Y Alí entonces contóle al soberano todo lo ocurrido, del principio al fin, y luego de oírlo el
jalifa, dijo:
—Jamás pensé que pudieras matarlo, siendo como era un mago consumado.
A lo que respondióle Alí:
—¡Ye emir de los creyentes! Mi señor me hizo prevalecer contra el infiel.
Mandó luego el jalifa a su capitán de Policía que fuese al palacio del judío, y Ahmedu-d-
Dánaf fue allá y encontró al cadáver del judío decapitado, tendido en el suelo, y lo levantó
y lo puso en una caja y lo condujo al alcazar del jalifa, el cual dio orden de que lo
quemasen en seguida.
Y estando en estas he aquí que se presenta en el diván la joven Kámar, y, después de besar
la tierra entre las manos del emir de los creyentes, hízole saber cómo era la hija de Uzra, el
judío, y que se había convertido al islamismo. Y después de repetir su testimonio ante el
vicario de Alá, añadió:
—Intercede por mí con Alí, el pillo, para que se case conmigo.
Accedió a ello en el acto el jalifa y adjudicóle a Alí el palacio del judío con todo su
contenido, y aún le dijo:
—¡Pídeme una gracia, Alí!
Y Alí le respondió:
—Yo solo te pido que me dejes estar con tu tapiz y comer a tu mesa.
Y el jalifa le pregunto:
—¿Tienes tú algunos bravos contigo?
Y Alí le respondió:
—¡Ye emir de los creyentes! Cuarenta tengo, pero están en El Cairo.

Y el jalifa, al oírle, le dijo:

—Pues manda por ellos y traételos contigo.


Y luego añadió:
—Dime, Alí: ¿tienes algún lugar en que aposentarlos?
—¡No, emir de los creyentes! —respondió Alí.
Pero en esto tercio Hasán Schumán, diciendo:
—Yo le regalo el mío con todo cuanto encierra.
Pero el jalifa le replicó:
—¡No; tu residencia es tuya, Hasán!
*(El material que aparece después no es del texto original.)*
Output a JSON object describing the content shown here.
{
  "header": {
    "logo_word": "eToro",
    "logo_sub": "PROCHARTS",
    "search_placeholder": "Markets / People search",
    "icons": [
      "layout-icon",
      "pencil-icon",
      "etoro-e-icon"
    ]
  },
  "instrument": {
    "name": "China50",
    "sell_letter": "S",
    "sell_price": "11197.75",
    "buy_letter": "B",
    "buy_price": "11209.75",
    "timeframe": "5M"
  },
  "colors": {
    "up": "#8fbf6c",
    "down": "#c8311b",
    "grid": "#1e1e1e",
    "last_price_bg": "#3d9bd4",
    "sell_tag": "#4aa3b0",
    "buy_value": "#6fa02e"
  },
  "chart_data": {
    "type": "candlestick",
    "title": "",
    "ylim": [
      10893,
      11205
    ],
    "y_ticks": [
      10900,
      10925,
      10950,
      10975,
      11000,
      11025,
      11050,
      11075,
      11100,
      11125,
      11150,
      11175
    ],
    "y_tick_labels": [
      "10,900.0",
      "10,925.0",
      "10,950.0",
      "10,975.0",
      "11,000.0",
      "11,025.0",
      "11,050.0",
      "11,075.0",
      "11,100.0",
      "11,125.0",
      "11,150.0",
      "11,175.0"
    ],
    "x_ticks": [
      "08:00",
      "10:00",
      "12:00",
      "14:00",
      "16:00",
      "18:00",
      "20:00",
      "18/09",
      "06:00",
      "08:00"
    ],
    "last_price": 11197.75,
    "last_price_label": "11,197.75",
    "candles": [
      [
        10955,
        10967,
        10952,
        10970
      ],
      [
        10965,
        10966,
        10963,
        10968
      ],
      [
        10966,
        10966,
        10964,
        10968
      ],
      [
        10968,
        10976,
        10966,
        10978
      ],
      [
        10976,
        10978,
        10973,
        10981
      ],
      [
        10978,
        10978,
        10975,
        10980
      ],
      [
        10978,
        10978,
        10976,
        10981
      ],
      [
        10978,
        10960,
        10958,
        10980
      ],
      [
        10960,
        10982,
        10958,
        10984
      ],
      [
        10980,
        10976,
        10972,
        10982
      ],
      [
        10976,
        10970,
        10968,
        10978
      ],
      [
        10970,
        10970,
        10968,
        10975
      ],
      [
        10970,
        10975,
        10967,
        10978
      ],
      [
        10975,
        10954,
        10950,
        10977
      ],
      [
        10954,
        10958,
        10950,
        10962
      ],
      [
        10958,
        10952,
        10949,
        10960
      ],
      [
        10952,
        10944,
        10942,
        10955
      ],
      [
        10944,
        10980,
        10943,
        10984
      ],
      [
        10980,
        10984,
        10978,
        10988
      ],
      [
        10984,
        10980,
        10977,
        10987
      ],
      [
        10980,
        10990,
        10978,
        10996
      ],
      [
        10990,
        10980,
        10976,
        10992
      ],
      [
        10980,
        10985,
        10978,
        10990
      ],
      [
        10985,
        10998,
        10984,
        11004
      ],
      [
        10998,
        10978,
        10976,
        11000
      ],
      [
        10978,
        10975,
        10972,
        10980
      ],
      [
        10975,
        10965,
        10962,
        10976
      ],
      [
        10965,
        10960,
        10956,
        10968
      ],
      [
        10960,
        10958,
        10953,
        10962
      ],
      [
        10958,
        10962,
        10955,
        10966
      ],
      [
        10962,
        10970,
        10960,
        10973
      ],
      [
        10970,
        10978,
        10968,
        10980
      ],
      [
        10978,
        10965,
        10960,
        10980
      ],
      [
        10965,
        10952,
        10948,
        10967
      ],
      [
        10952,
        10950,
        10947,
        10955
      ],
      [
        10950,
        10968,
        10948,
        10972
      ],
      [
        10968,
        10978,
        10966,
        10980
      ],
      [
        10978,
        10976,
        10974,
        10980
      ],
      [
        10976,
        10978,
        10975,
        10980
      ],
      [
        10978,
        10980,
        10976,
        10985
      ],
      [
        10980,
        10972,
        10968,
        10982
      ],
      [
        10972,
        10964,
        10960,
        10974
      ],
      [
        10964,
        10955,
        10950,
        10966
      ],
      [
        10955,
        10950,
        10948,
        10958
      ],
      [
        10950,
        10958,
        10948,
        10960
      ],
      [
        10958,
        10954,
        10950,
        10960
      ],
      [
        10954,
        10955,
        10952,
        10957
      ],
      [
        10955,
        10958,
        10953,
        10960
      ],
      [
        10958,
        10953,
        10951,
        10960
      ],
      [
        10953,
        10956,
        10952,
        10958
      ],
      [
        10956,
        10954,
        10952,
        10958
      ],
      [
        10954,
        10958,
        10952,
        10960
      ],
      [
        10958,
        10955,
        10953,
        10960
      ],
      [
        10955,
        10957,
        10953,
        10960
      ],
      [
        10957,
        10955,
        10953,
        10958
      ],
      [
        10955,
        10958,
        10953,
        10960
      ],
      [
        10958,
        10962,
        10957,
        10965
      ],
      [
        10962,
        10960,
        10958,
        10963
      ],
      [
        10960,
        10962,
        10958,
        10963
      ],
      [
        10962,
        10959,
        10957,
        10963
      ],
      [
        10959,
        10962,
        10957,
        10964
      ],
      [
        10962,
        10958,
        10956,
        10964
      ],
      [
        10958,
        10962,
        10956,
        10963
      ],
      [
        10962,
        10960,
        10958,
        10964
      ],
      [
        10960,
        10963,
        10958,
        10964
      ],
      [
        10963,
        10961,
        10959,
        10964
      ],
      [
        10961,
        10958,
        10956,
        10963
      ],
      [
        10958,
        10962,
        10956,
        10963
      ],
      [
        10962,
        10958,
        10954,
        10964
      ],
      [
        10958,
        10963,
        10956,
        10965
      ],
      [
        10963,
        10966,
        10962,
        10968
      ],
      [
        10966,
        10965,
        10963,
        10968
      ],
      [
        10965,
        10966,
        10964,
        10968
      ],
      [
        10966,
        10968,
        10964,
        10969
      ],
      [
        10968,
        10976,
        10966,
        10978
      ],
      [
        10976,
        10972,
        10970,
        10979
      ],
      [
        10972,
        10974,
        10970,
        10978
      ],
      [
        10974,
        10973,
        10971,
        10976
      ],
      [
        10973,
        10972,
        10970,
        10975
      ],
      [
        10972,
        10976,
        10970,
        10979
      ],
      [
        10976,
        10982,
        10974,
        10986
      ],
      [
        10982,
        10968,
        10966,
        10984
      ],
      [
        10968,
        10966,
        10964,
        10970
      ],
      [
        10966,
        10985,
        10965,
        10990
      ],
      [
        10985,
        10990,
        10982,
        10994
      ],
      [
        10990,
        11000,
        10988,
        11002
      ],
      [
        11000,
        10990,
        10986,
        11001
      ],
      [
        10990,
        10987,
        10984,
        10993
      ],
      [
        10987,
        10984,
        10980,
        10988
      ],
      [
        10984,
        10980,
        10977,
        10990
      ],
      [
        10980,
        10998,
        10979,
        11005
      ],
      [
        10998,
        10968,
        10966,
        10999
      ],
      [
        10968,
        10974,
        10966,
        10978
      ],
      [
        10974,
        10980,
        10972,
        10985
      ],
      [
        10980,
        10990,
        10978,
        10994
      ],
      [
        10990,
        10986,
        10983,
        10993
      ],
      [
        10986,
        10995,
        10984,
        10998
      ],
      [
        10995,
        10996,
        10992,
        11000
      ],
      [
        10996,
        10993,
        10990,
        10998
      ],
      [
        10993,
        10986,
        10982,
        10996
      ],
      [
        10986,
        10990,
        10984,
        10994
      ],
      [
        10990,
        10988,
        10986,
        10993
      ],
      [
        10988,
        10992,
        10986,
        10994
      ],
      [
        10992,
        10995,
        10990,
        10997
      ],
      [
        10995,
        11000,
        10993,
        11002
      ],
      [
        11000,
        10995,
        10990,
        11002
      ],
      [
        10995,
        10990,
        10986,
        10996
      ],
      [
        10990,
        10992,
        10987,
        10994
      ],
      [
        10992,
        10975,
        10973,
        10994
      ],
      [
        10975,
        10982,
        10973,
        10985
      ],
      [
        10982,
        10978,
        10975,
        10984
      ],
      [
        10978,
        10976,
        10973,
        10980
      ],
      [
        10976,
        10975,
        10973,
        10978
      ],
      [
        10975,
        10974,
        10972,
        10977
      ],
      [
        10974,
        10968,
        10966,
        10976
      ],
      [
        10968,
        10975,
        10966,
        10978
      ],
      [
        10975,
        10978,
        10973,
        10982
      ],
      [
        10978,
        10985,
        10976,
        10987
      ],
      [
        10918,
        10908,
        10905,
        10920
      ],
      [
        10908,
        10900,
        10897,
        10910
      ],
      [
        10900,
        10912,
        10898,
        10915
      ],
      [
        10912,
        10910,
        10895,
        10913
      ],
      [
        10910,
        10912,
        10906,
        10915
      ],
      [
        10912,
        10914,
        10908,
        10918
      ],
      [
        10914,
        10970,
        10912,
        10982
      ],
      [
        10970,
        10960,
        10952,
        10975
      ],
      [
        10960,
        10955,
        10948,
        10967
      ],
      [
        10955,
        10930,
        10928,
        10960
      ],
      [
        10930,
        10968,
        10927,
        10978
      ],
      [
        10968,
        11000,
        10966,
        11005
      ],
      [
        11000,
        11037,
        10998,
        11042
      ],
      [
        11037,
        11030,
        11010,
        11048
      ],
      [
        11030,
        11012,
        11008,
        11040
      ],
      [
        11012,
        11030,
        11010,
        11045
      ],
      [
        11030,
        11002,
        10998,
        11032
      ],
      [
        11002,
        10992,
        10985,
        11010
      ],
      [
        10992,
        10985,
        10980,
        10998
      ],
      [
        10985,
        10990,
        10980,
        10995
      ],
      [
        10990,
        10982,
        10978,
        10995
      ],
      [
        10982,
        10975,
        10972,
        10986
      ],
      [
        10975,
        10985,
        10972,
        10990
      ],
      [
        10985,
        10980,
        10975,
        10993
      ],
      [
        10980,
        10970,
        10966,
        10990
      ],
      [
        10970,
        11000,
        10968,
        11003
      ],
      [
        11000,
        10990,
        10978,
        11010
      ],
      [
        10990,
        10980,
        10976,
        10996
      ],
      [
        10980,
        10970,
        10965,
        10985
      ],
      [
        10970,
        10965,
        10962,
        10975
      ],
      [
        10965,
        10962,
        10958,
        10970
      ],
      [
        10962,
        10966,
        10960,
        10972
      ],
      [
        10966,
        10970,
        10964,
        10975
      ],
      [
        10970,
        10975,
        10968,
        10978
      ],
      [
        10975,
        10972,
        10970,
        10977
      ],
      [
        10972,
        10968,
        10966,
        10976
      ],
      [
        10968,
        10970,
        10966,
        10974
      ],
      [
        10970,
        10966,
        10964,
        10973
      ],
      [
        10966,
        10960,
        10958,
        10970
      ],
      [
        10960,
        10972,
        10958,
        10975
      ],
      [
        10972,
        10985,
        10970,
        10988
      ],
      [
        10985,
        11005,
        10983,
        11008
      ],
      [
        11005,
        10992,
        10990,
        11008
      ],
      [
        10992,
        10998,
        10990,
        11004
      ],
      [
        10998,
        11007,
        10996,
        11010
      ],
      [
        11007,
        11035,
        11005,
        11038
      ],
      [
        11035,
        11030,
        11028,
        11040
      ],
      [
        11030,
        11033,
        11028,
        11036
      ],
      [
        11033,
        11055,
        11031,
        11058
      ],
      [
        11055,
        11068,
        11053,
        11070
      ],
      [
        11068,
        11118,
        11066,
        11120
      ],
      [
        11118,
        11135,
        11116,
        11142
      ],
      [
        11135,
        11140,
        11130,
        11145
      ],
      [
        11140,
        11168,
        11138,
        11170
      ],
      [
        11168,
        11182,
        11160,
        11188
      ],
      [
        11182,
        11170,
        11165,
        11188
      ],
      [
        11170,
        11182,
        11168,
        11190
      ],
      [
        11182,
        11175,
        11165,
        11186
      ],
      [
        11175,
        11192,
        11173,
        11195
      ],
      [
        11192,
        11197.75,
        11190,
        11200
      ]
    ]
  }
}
Y en el acto diole el jalifa al alarife del palacio diez
mil dinares para que le labrase a Alí una residencia con cuatro habitaciones y cuarenta
camarillas, para que en ellas durmieran sus cuarenta seides.
Y luego exclamó el jalifa:
—Dime, Alí: ¿quiere aún alguna otra cosa en que te pueda complacer?
—¡Ye emir de los creyentes! –respondióles Alí--. Solo desearía que mediases con Dalila, la
ladina, para que me diese en matrimonio a su hija Seineb y aceptase como dote el equipo de
boda de la hija de Uzra, el judío.
Aceptó Dalila la mediación del jalifa y tomó la dote, y acto seguido procedieron a extender
las sendas partidas de casamiento entre Alí y Seineb y la hija y la esclava del prendero y
Kámar, la hija del mercader judío, que se convirtiera al islamismo.
Y el jalifa asignóle a Alí un sueldo, más la mesa servida mañana y tarde, y otros muchos
gajes muy rumbosos y liberales.
Celebro Aliyu-l-Mizriyu su cuádruple boda con fiestas rumbosas que duraron treinta días, y
pasado este tiempo escribióles Alí a sus compañeros de Mizr una carta, comunicándoles la
suerte que había tenido con el jalifa, y en ellas les decía:
«No tenéis más remedio que veniros aquí conmigo, para que participe de mi buena suerte,
pues me he casado con cuatro mujeres.»
No tardaron en presentarse allí sus cuarenta compinches de Mizr, y Alí los alojó en su
residencia oficial, y los agasajó con tal esplendidez que no se podía pedir más.
Presentólos después al jalifa y éste les dispenso la mejor acogida y a todos les honro
regalándoles sendos trajes de honor.

Sintió aquí Schahrasad venir la aurora, y cortó el hilo de sus palabras cautivadoras.